Na forum UE węgiel od lat jest traktowany jako mało znaczący nośnik energii, który powinien zostać całkowicie wyeliminowany z gospodarki (służy temu system uprawień emisji, który wpływa na spadek opłacalności wykorzystania węgla w energetyce). Presja na rzecz zmniejszenia emisji CO2 powoduje, że państwa, w których węgiel nadal zajmuje ważne miejsce w bilansie energetycznym (m.in. Polska, Czechy, Bułgaria, Rumunia), znajdują się w trudnej sytuacji. Także bez wsparcia finansowego inwestowanie w funkcjonowanie tej branży będzie zagrożone.

Państwa, w których wydobywany jest węgiel, stoją przed rozlicznymi wyzwaniami, w tym koniecznością modyfikacji całego sektora energetycznego, a więc zamknięcia kopalń (wzrost bezrobocia), stworzenia nowych miejsc pracy, budowy nowych bloków energetycznych (np. na gaz ziemny) oraz rozwoju OZE. Kwestie te stanowią niezwykle ważne i trudne do realizacji zadania w krótkim horyzoncie czasowym, tym bardziej że wszelkie próby modyfikacji struktury wytwarzania energii elektrycznej muszą uwzględniać także kontekst zapewnienia bezpieczeństwa energetycznego.

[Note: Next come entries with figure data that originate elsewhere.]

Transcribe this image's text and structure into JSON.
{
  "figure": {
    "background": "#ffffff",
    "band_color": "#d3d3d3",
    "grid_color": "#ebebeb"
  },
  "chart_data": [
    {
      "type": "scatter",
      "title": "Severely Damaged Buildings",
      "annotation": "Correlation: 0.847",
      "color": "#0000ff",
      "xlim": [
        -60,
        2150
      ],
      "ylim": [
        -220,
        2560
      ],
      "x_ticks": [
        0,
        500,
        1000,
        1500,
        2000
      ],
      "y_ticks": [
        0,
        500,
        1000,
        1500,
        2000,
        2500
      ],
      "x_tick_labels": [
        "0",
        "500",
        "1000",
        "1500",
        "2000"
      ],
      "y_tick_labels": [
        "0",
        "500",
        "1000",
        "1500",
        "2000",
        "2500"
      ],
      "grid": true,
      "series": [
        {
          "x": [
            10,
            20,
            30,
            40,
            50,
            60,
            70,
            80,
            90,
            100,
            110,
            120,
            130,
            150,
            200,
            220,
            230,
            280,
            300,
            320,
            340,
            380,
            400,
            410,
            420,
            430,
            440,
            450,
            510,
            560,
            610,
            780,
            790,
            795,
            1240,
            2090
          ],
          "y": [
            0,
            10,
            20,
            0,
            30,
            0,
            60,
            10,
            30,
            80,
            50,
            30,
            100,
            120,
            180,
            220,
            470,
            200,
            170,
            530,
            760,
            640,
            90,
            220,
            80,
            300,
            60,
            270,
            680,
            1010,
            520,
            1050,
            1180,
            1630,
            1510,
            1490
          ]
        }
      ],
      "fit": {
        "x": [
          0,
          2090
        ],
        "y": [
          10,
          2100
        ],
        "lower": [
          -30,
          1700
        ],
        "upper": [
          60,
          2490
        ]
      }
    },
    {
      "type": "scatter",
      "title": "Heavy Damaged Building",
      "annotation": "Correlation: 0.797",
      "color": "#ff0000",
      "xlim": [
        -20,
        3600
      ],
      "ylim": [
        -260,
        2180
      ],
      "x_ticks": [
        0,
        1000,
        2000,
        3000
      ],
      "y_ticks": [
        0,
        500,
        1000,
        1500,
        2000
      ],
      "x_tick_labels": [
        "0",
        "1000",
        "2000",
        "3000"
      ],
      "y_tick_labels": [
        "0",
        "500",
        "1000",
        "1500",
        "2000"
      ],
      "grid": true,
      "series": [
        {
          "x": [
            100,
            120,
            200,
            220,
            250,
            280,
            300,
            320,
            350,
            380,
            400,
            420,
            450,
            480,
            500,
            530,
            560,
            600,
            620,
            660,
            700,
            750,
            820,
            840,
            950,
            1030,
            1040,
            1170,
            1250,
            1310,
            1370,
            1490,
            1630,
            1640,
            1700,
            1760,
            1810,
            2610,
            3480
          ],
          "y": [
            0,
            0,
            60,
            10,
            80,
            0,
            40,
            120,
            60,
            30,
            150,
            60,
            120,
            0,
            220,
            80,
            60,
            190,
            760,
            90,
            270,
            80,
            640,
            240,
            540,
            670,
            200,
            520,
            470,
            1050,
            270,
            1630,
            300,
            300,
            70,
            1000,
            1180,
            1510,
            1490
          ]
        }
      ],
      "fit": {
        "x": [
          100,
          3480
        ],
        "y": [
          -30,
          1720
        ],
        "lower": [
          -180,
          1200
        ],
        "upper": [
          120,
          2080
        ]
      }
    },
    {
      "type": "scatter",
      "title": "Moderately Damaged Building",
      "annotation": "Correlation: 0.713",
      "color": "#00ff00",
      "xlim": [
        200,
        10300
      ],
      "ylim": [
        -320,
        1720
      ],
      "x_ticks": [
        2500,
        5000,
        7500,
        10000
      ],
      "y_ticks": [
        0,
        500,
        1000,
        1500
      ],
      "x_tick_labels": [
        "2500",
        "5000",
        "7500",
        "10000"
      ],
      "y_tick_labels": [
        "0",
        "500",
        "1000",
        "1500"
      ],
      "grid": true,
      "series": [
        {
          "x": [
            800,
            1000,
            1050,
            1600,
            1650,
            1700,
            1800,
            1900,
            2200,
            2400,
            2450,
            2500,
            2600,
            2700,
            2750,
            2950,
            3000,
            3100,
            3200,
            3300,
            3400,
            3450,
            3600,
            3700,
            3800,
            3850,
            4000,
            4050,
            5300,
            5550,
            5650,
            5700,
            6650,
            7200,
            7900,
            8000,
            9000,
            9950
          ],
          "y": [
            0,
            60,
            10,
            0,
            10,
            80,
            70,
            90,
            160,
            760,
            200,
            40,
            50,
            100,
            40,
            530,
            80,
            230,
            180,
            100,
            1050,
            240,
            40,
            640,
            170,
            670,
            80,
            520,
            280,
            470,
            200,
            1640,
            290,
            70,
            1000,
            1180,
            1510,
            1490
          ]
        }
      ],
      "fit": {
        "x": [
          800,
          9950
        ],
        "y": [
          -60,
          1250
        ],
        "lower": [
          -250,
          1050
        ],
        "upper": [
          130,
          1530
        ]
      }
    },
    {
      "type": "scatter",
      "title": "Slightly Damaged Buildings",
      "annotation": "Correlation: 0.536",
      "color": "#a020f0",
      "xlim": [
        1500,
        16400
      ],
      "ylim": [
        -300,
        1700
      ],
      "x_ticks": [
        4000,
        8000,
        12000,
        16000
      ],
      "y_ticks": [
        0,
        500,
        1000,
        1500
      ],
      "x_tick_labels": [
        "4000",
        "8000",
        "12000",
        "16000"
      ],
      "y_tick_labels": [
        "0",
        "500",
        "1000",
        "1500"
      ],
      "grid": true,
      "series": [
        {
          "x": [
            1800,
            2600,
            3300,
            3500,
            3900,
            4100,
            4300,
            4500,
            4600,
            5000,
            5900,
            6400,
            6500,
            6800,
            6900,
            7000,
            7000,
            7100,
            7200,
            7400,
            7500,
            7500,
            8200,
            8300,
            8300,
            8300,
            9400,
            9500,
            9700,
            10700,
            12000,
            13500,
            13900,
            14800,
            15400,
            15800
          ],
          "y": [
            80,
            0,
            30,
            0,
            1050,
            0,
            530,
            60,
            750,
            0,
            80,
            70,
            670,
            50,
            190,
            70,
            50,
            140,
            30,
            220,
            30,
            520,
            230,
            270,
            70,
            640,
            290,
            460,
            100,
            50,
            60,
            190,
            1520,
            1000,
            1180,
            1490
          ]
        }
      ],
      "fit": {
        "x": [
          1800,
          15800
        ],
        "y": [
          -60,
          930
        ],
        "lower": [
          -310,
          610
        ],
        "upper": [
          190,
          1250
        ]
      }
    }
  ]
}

[1] W Niemczech dużym poparciem cieszy się Partia Zielonych, która może wejść w skład nowego rządu koalicyjnego (wybory odbędą się 26 września 2021 r.). Jednym z ważniejszych postulatów tej partii jest wycofanie się Niemiec z wykorzystania węgla do wytwarzania energii elektrycznej już w 2030 r.

[2] Ministerstwo Klimatu i Środowiska, Polityka energetyczna Polski do 2040 r., https://www.gov.pl/web/klimat/polityka-energetyczna-polski [20.04.2021].

[3] Za takim rozwiązaniem opowiada się m.in. Richard Brabec, minister środowiska, oraz Jan Blatný, minister zdrowia.